View of Megalong Valley from near Nellies Glen on the Six Foot Track. The cliffs on the left are part of Peckmans Plateau (on the SW outskirts of Katoomba); those on the right, part of Radiata Plateau.
Looking from Megalong Head, across the north-western section of Megalong Valley
The name Megalong Valley is derived from an Aboriginal word thought to mean 'Valley Under The Rock'. The first record of a European coming to the valley was of Thomas Jones, a natural history specimen collector, who followed the course of Coxs River from Burragorang to Hartley, New South Wales in 1818. The first land was taken up in 1838, by settlers who travelled from Burragorang and Camden, New South Wales. Later in the 19th century, a shale mine was operated by one J.B.North. He named a nearby glen after his daughter Nellie and it is still known as Nellies Glen today. The shale mine eventually went the way of all shale mines because they were not viable in the long run.

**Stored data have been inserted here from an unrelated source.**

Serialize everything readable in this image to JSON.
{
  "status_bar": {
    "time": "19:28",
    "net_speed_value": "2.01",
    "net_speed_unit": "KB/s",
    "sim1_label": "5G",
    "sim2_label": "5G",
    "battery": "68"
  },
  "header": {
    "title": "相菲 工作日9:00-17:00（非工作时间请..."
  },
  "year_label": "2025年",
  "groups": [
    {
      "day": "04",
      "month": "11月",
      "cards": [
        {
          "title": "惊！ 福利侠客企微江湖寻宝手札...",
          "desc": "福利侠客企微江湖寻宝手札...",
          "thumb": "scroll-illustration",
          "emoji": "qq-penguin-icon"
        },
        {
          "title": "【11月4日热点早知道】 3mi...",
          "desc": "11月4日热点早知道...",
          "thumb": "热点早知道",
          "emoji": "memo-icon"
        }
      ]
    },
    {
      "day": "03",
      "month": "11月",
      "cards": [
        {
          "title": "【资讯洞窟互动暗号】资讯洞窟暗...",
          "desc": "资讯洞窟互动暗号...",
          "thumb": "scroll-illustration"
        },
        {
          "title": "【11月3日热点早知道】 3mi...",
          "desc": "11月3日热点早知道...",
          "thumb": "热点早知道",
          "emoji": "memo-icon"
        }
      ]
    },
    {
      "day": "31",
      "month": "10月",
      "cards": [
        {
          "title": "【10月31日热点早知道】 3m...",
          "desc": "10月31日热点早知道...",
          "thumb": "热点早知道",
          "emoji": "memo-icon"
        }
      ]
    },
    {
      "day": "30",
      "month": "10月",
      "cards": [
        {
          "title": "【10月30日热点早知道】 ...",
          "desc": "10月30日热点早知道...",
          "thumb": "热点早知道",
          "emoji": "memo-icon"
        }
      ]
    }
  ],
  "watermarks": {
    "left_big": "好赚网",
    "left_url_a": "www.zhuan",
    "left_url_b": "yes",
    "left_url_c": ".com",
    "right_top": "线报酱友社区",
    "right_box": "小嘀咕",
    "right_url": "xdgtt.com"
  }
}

Today the valley is still used for farming, but tourism has increased since the historic Six Foot Track was restored. This track was marked out in the 19th century as a bridle trail from Katoomba to Jenolan Caves. It was called the Six Foot Track because it had to be that wide in order to accommodate two to three riders riding abreast. It fell into disuse eventually but was restored more recently as a walking trail by the Department of Lands. It begins at the Explorers Tree at Katoomba, goes down through Nellies Glen and across the Megalong Valley to Coxs River. On the other side of the river, the trail crosses some ranges before reaching Jenolan Caves Road. It then heads south to finish at Jenolan.